We have now said it will just be our little man unless BM goes onto have another and her situation remain unchanged, we know we would be approached about a sibling and we would find it difficult to say no for the right reasons. So for us fate will decide really and we'll be happy either way. There was a time we never thought we'd be a family so to have our absolutely incredible amazing baby boy means we are truly blessed and he will absolutely be more than enough for us if that's how it turns out.
I will say though he does have older siblings placed elsewhere so that was one of my concerns, I didn't want him to feel like he was on his own so I hope as they get older they will develop a good relationship with each other.


----------



## littlepoppy86 (Feb 14, 2014)

We was approved for one after changing our mind looking for siblings and realising double the work to start was too much...

On the day of matching panel for our son we was told birth mum pregnant and we then had baby sibling 6m later! X


----------



## Kylie47 (Mar 28, 2013)

Thank you so much for your advice and sharing your stories littlepoppy, Becs, goofygirl and darcy - really really appreciate it!

I think you've hit the nail on the head re support network being key. We have a great support network of friends and family for emotional support and regular visits, but in terms of helping out with childcare (the more practical help), we won't have that regularly as our parents are too old to physically be able to help much with younger children (they're great with our older nieces and nephews, aged 9 upwards) and other family members work. So we need to know that we're generally able to manage just the two of us. And as I'll be taking adoption leave, I need to know I can manage two on my own during the day, knowing that I will get help some of the time but can't rely too much on that. 

It's so hard isn't it! I feel that we need to have decided on the principle of whether to have siblings or not ahead of seeing profiles as it'll be more difficult to say no once we've read about real children who we may well get a gut feeling are right for us! And by the sounds of things we're only going to be shown profiles of siblings to start with as no young singletons coming through at the moment ...

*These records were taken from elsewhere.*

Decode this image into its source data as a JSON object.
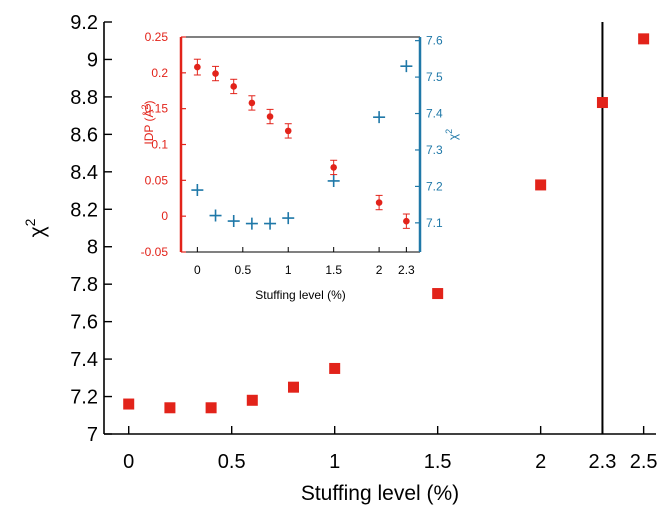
{
  "chart_data": [
    {
      "type": "scatter",
      "title": "",
      "xlabel": "Stuffing level (%)",
      "ylabel": "χ",
      "ylabel_superscript": "2",
      "xlim": [
        -0.12,
        2.56
      ],
      "ylim": [
        7.0,
        9.2
      ],
      "xticks": [
        0,
        0.5,
        1,
        1.5,
        2,
        2.3,
        2.5
      ],
      "xtick_labels": [
        "0",
        "0.5",
        "1",
        "1.5",
        "2",
        "2.3",
        "2.5"
      ],
      "yticks": [
        7.0,
        7.2,
        7.4,
        7.6,
        7.8,
        8.0,
        8.2,
        8.4,
        8.6,
        8.8,
        9.0,
        9.2
      ],
      "ytick_labels": [
        "7",
        "7.2",
        "7.4",
        "7.6",
        "7.8",
        "8",
        "8.2",
        "8.4",
        "8.6",
        "8.8",
        "9",
        "9.2"
      ],
      "vline_x": 2.3,
      "marker": "square",
      "color": "#e2231a",
      "series": [
        {
          "x": [
            0,
            0.2,
            0.4,
            0.6,
            0.8,
            1.0,
            1.5,
            2.0,
            2.3,
            2.5
          ],
          "y": [
            7.16,
            7.14,
            7.14,
            7.18,
            7.25,
            7.35,
            7.75,
            8.33,
            8.77,
            9.11
          ]
        }
      ]
    },
    {
      "type": "scatter",
      "title": "",
      "xlabel": "Stuffing level (%)",
      "xlim": [
        -0.18,
        2.45
      ],
      "xticks": [
        0,
        0.5,
        1,
        1.5,
        2,
        2.3
      ],
      "xtick_labels": [
        "0",
        "0.5",
        "1",
        "1.5",
        "2",
        "2.3"
      ],
      "left_axis": {
        "label": "IDP (Å",
        "label_superscript": "2",
        "label_close": ")",
        "ylim": [
          -0.05,
          0.25
        ],
        "yticks": [
          -0.05,
          0,
          0.05,
          0.1,
          0.15,
          0.2,
          0.25
        ],
        "ytick_labels": [
          "-0.05",
          "0",
          "0.05",
          "0.1",
          "0.15",
          "0.2",
          "0.25"
        ],
        "color": "#e2231a"
      },
      "right_axis": {
        "label": "χ",
        "label_superscript": "2",
        "ylim": [
          7.02,
          7.61
        ],
        "yticks": [
          7.1,
          7.2,
          7.3,
          7.4,
          7.5,
          7.6
        ],
        "ytick_labels": [
          "7.1",
          "7.2",
          "7.3",
          "7.4",
          "7.5",
          "7.6"
        ],
        "color": "#1f78a8"
      },
      "series": [
        {
          "axis": "left",
          "marker": "dot-errorbar",
          "color": "#e2231a",
          "x": [
            0,
            0.2,
            0.4,
            0.6,
            0.8,
            1.0,
            1.5,
            2.0,
            2.3
          ],
          "y": [
            0.208,
            0.199,
            0.181,
            0.158,
            0.139,
            0.119,
            0.068,
            0.019,
            -0.007
          ],
          "err": [
            0.011,
            0.01,
            0.01,
            0.01,
            0.01,
            0.01,
            0.01,
            0.01,
            0.01
          ]
        },
        {
          "axis": "right",
          "marker": "plus",
          "color": "#1f78a8",
          "x": [
            0,
            0.2,
            0.4,
            0.6,
            0.8,
            1.0,
            1.5,
            2.0,
            2.3
          ],
          "y": [
            7.19,
            7.12,
            7.105,
            7.098,
            7.098,
            7.113,
            7.215,
            7.39,
            7.53
          ]
        }
      ]
    }
  ]
}
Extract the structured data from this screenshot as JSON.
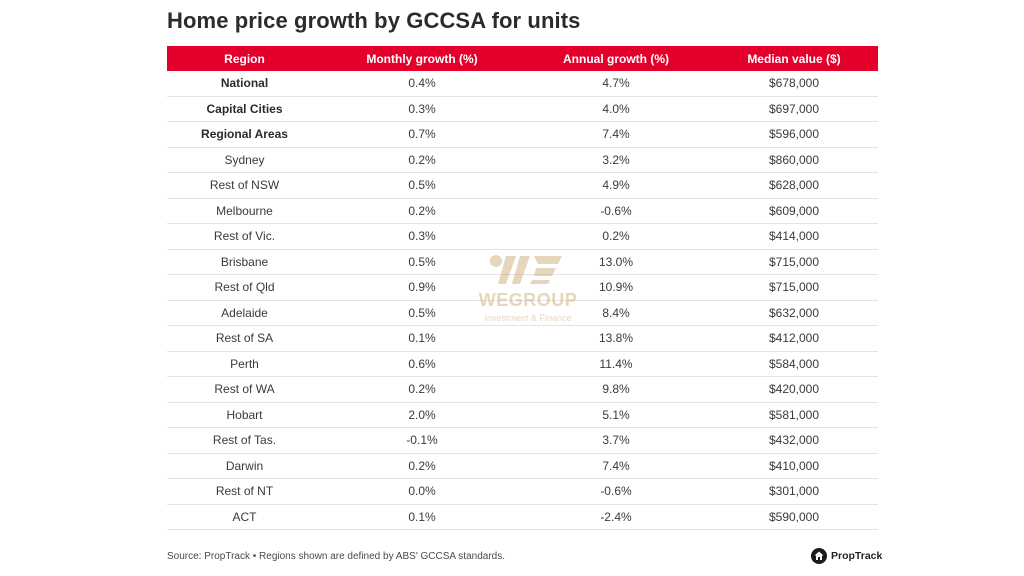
{
  "title": "Home price growth by GCCSA for units",
  "chart_data": {
    "type": "table",
    "title": "Home price growth by GCCSA for units",
    "columns": [
      "Region",
      "Monthly growth (%)",
      "Annual growth (%)",
      "Median value ($)"
    ],
    "rows": [
      {
        "region": "National",
        "monthly": "0.4%",
        "annual": "4.7%",
        "median": "$678,000",
        "bold": true
      },
      {
        "region": "Capital Cities",
        "monthly": "0.3%",
        "annual": "4.0%",
        "median": "$697,000",
        "bold": true
      },
      {
        "region": "Regional Areas",
        "monthly": "0.7%",
        "annual": "7.4%",
        "median": "$596,000",
        "bold": true
      },
      {
        "region": "Sydney",
        "monthly": "0.2%",
        "annual": "3.2%",
        "median": "$860,000",
        "bold": false
      },
      {
        "region": "Rest of NSW",
        "monthly": "0.5%",
        "annual": "4.9%",
        "median": "$628,000",
        "bold": false
      },
      {
        "region": "Melbourne",
        "monthly": "0.2%",
        "annual": "-0.6%",
        "median": "$609,000",
        "bold": false
      },
      {
        "region": "Rest of Vic.",
        "monthly": "0.3%",
        "annual": "0.2%",
        "median": "$414,000",
        "bold": false
      },
      {
        "region": "Brisbane",
        "monthly": "0.5%",
        "annual": "13.0%",
        "median": "$715,000",
        "bold": false
      },
      {
        "region": "Rest of Qld",
        "monthly": "0.9%",
        "annual": "10.9%",
        "median": "$715,000",
        "bold": false
      },
      {
        "region": "Adelaide",
        "monthly": "0.5%",
        "annual": "8.4%",
        "median": "$632,000",
        "bold": false
      },
      {
        "region": "Rest of SA",
        "monthly": "0.1%",
        "annual": "13.8%",
        "median": "$412,000",
        "bold": false
      },
      {
        "region": "Perth",
        "monthly": "0.6%",
        "annual": "11.4%",
        "median": "$584,000",
        "bold": false
      },
      {
        "region": "Rest of WA",
        "monthly": "0.2%",
        "annual": "9.8%",
        "median": "$420,000",
        "bold": false
      },
      {
        "region": "Hobart",
        "monthly": "2.0%",
        "annual": "5.1%",
        "median": "$581,000",
        "bold": false
      },
      {
        "region": "Rest of Tas.",
        "monthly": "-0.1%",
        "annual": "3.7%",
        "median": "$432,000",
        "bold": false
      },
      {
        "region": "Darwin",
        "monthly": "0.2%",
        "annual": "7.4%",
        "median": "$410,000",
        "bold": false
      },
      {
        "region": "Rest of NT",
        "monthly": "0.0%",
        "annual": "-0.6%",
        "median": "$301,000",
        "bold": false
      },
      {
        "region": "ACT",
        "monthly": "0.1%",
        "annual": "-2.4%",
        "median": "$590,000",
        "bold": false
      }
    ]
  },
  "header_color": "#e4002b",
  "footer": {
    "source": "Source: PropTrack • Regions shown are defined by ABS' GCCSA standards."
  },
  "logo": {
    "text": "PropTrack",
    "icon": "proptrack-house-icon"
  },
  "watermark": {
    "name": "WEGROUP",
    "tagline": "Investment & Finance"
  }
}
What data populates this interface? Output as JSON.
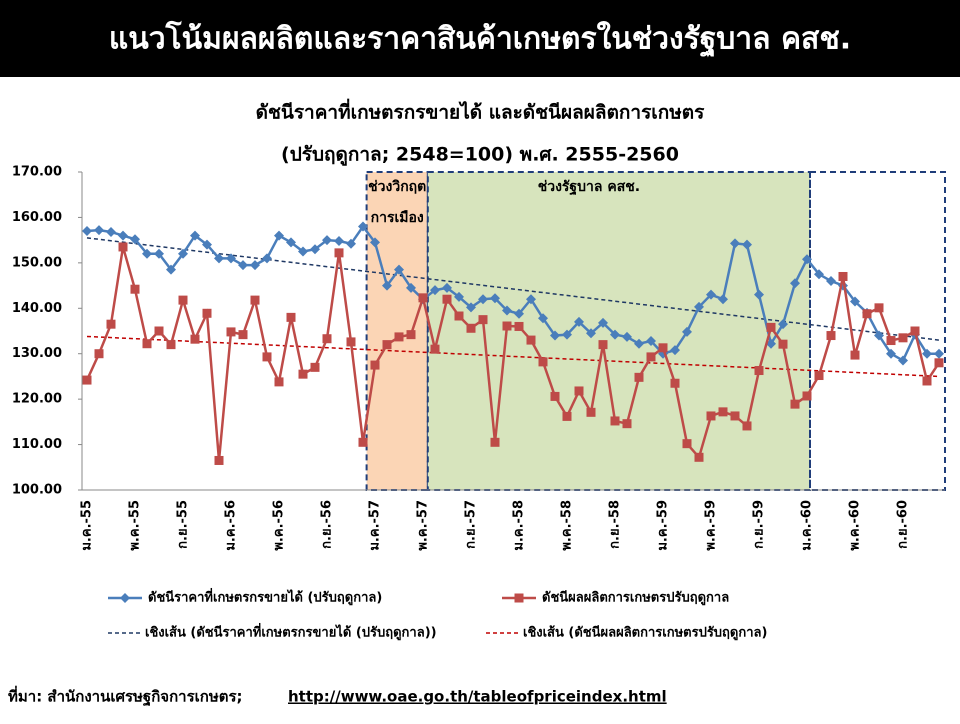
{
  "header": {
    "title": "แนวโน้มผลผลิตและราคาสินค้าเกษตรในช่วงรัฐบาล คสช."
  },
  "chart_data": {
    "type": "line",
    "title": [
      "ดัชนีราคาที่เกษตรกรขายได้ และดัชนีผลผลิตการเกษตร",
      "(ปรับฤดูกาล; 2548=100) พ.ศ. 2555-2560"
    ],
    "categories": [
      "ม.ค.-55",
      null,
      null,
      null,
      "พ.ค.-55",
      null,
      null,
      null,
      "ก.ย.-55",
      null,
      null,
      null,
      "ม.ค.-56",
      null,
      null,
      null,
      "พ.ค.-56",
      null,
      null,
      null,
      "ก.ย.-56",
      null,
      null,
      null,
      "ม.ค.-57",
      null,
      null,
      null,
      "พ.ค.-57",
      null,
      null,
      null,
      "ก.ย.-57",
      null,
      null,
      null,
      "ม.ค.-58",
      null,
      null,
      null,
      "พ.ค.-58",
      null,
      null,
      null,
      "ก.ย.-58",
      null,
      null,
      null,
      "ม.ค.-59",
      null,
      null,
      null,
      "พ.ค.-59",
      null,
      null,
      null,
      "ก.ย.-59",
      null,
      null,
      null,
      "ม.ค.-60",
      null,
      null,
      null,
      "พ.ค.-60",
      null,
      null,
      null,
      "ก.ย.-60",
      null,
      null,
      null
    ],
    "series": [
      {
        "name": "ดัชนีราคาที่เกษตรกรขายได้ (ปรับฤดูกาล)",
        "color": "#4a7ebb",
        "marker": "diamond",
        "values": [
          157,
          157.2,
          156.8,
          156,
          155.2,
          152,
          152,
          148.5,
          152,
          156,
          154,
          151,
          151,
          149.5,
          149.5,
          151,
          156,
          154.5,
          152.5,
          153,
          155,
          154.8,
          154.2,
          158,
          154.5,
          145,
          148.5,
          144.5,
          142,
          144,
          144.5,
          142.5,
          140.2,
          142,
          142.2,
          139.5,
          138.8,
          142,
          137.8,
          134,
          134.2,
          137,
          134.5,
          136.8,
          134.2,
          133.7,
          132.2,
          132.8,
          130,
          130.8,
          134.8,
          140.3,
          143,
          142,
          154.3,
          154,
          143,
          132.2,
          136.5,
          145.5,
          150.8,
          147.5,
          146,
          145,
          141.5,
          139,
          134,
          130,
          128.5,
          134.2,
          130,
          130
        ]
      },
      {
        "name": "ดัชนีผลผลิตการเกษตรปรับฤดูกาล",
        "color": "#be4b48",
        "marker": "square",
        "values": [
          124.2,
          130,
          136.5,
          153.5,
          144.2,
          132.2,
          135,
          132,
          141.8,
          133.2,
          138.9,
          106.5,
          134.8,
          134.2,
          141.8,
          129.3,
          123.8,
          138,
          125.5,
          127,
          133.3,
          152.2,
          132.6,
          110.5,
          127.5,
          132,
          133.7,
          134.2,
          142.3,
          131,
          142,
          138.3,
          135.6,
          137.5,
          110.5,
          136.1,
          136,
          133,
          128.2,
          120.6,
          116.2,
          121.8,
          117.1,
          132,
          115.2,
          114.6,
          124.8,
          129.3,
          131.3,
          123.5,
          110.2,
          107.2,
          116.3,
          117.2,
          116.3,
          114.1,
          126.3,
          135.8,
          132.1,
          118.9,
          120.7,
          125.2,
          134,
          147,
          129.7,
          138.8,
          140.1,
          132.9,
          133.5,
          135,
          124,
          128
        ]
      }
    ],
    "trends": [
      {
        "name": "เชิงเส้น (ดัชนีราคาที่เกษตรกรขายได้ (ปรับฤดูกาล))",
        "color": "#1f3864",
        "start": 155.5,
        "end": 133
      },
      {
        "name": "เชิงเส้น (ดัชนีผลผลิตการเกษตรปรับฤดูกาล)",
        "color": "#c00000",
        "start": 133.8,
        "end": 125
      }
    ],
    "regions": [
      {
        "label": [
          "ช่วงวิกฤต",
          "การเมือง"
        ],
        "start": 23.3,
        "end": 28.4,
        "color": "#fbd5b5"
      },
      {
        "label": [
          "ช่วงรัฐบาล คสช."
        ],
        "start": 28.4,
        "end": 60.25,
        "color": "#d7e4bd"
      },
      {
        "label": [],
        "start": 60.25,
        "end": 71.5,
        "color": "none"
      }
    ],
    "ylim": [
      100,
      170
    ],
    "yticks": [
      {
        "value": 100,
        "label": "100.00"
      },
      {
        "value": 110,
        "label": "110.00"
      },
      {
        "value": 120,
        "label": "120.00"
      },
      {
        "value": 130,
        "label": "130.00"
      },
      {
        "value": 140,
        "label": "140.00"
      },
      {
        "value": 150,
        "label": "150.00"
      },
      {
        "value": 160,
        "label": "160.00"
      },
      {
        "value": 170,
        "label": "170.00"
      }
    ]
  },
  "source": {
    "prefix": "ที่มา: สำนักงานเศรษฐกิจการเกษตร;",
    "link": "http://www.oae.go.th/tableofpriceindex.html"
  }
}
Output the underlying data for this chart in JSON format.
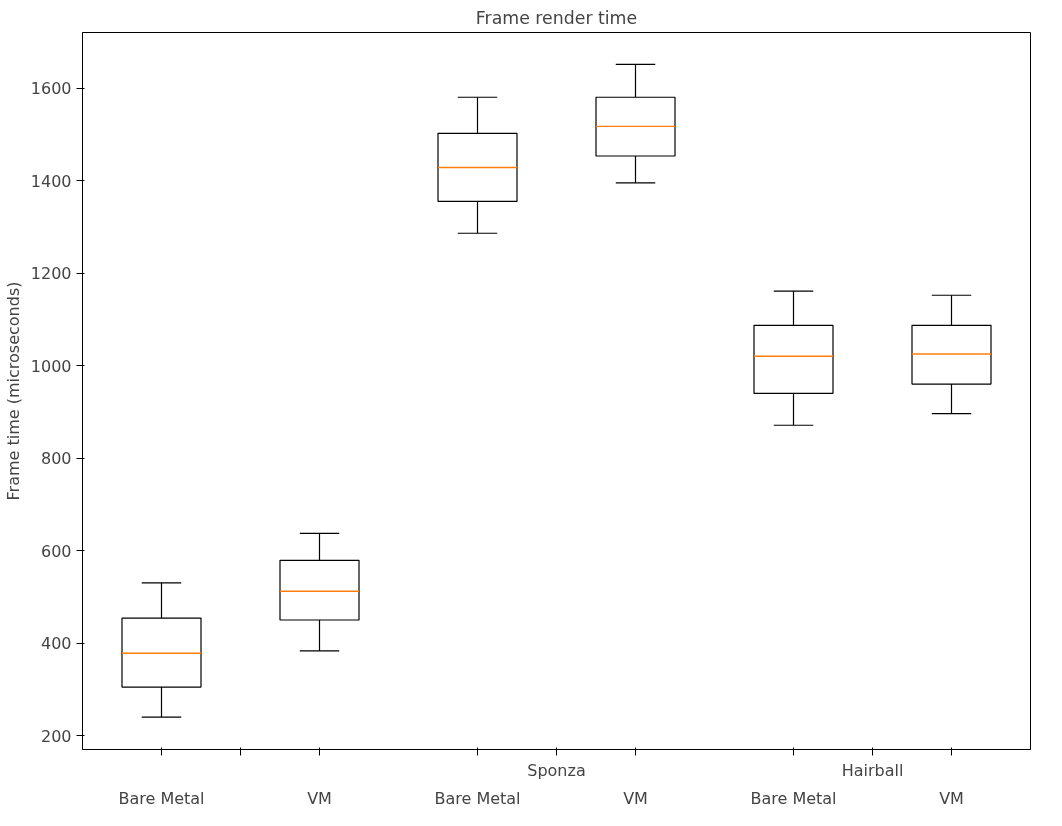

Wish we had a crystal ball ...  

Anyway thanks again for your advice, it's definitely helping!  Xx


----------



## Sun Flower (Jul 14, 2008)

Hi Kylie

you have already had some great advice from the other ladies but I just wanted to add that depending on your age range and the age of possible sibling groups, if the older LO is 2yrs + they would be eligible for 15 hours free childcare per week, which might help.
We have an AS aged 2yrs 3 months (he has been with us nearly 18 months now) we have applied to adopt for a second time. Part of our assessment this time will include childcare arrangements and our support network and how I will cope at home with 2 when DH is at work, having the 15 hours free childcare (which he starts in September) will be a god send! we visited a few local nurseries and it varies, some offer the hours as 2 full days, others spread it out across the week, our little man will be doing mornings 9-12 Mon - Fri 

just something else for you to think about and consider x


----------



## Darcy2012 (Jul 16, 2014)

Yes as mummy sunflower says bear in mind the 15 free hours, my eldest nearly 3 will be going 5 mornings from September and youngest 2 half days giving me bit of time to myself, also the social workers have really encouraged us to do this to get a bit of a break.


----------



## Flash123 (Jan 29, 2006)

Unless you live in wales where you don't get anything


----------



## GoofyGirl (Apr 1, 2013)

That's outrageous Flash!!!!

Yes agree wholeheartedly regarding nursery. Since mine have been going to nursery (DD qualifies for the free hours, DS not ti September so we currently self fund this) I feel much happier and able to cope. If you plan ahead I think it would also have helped, I kept thinking I should hold off as long as possible but wish I'd accepted sooner that it would be ok after a few months then I'd have had something to look towards instead of a blank canvas future. 

Kylie even if your parents can't offer child care just having them around for conversation, to help with meals etc would really help. Just having adult company was a great help for me. 

Xxx


----------



## Kylie47 (Mar 28, 2013)

Thanks again for excellent advice ladies, where would I be without this forum!

You've made a great point about nursery. I've been saying I wouldn't want to put our child/children in nursery til they'd been with us for a year but actually if we have two I think starting nursery earlier, certainly for the older one will be a very sensible idea! So true that you have to think about your own needs as well as your child's.

Flash that really sucks about Wales! Free prescriptions is good but sure you'd rather free childcare ... xx


----------



## Paulapumpkin (Apr 22, 2006)

Hi, we were approved for siblings and have now been matched to sibling group of 3!

We were given all the sibling group profiles from our LA to read and we went back and said no to sets of 3. To be honest none of the profiles felt right.

Then out of the blue our SW asked if we would read another profile and it blew us away, it just felt so right for us.

I would go with your gut instinct and make sure you get to read sibling assessment. Ours are very close and have a great bond, age range is good and fits well with the other kids in our family and our age.

Good luck.

X


----------



## Kylie47 (Mar 28, 2013)

Hi Paula

Congratulations on being matched, that's wonderful news!!    

Thanks for your advice, really appreciate it xx


----------



## Arrows (Nov 9, 2008)

We really wanted 2 bit were convinced to go with just one and I'm so glad we did! The adjustment to being a parent was so hard, one was definitely enough for us! Fast forward and I had a second child when LO was 3.
I have never experienced anything like it and it has been incredibly hard. 
Who knows if this is just me,  having two children through different circumstances or whether taking two in one go would be easier as the adjustment shock is over in one go.  Each person must decide for themselves.


----------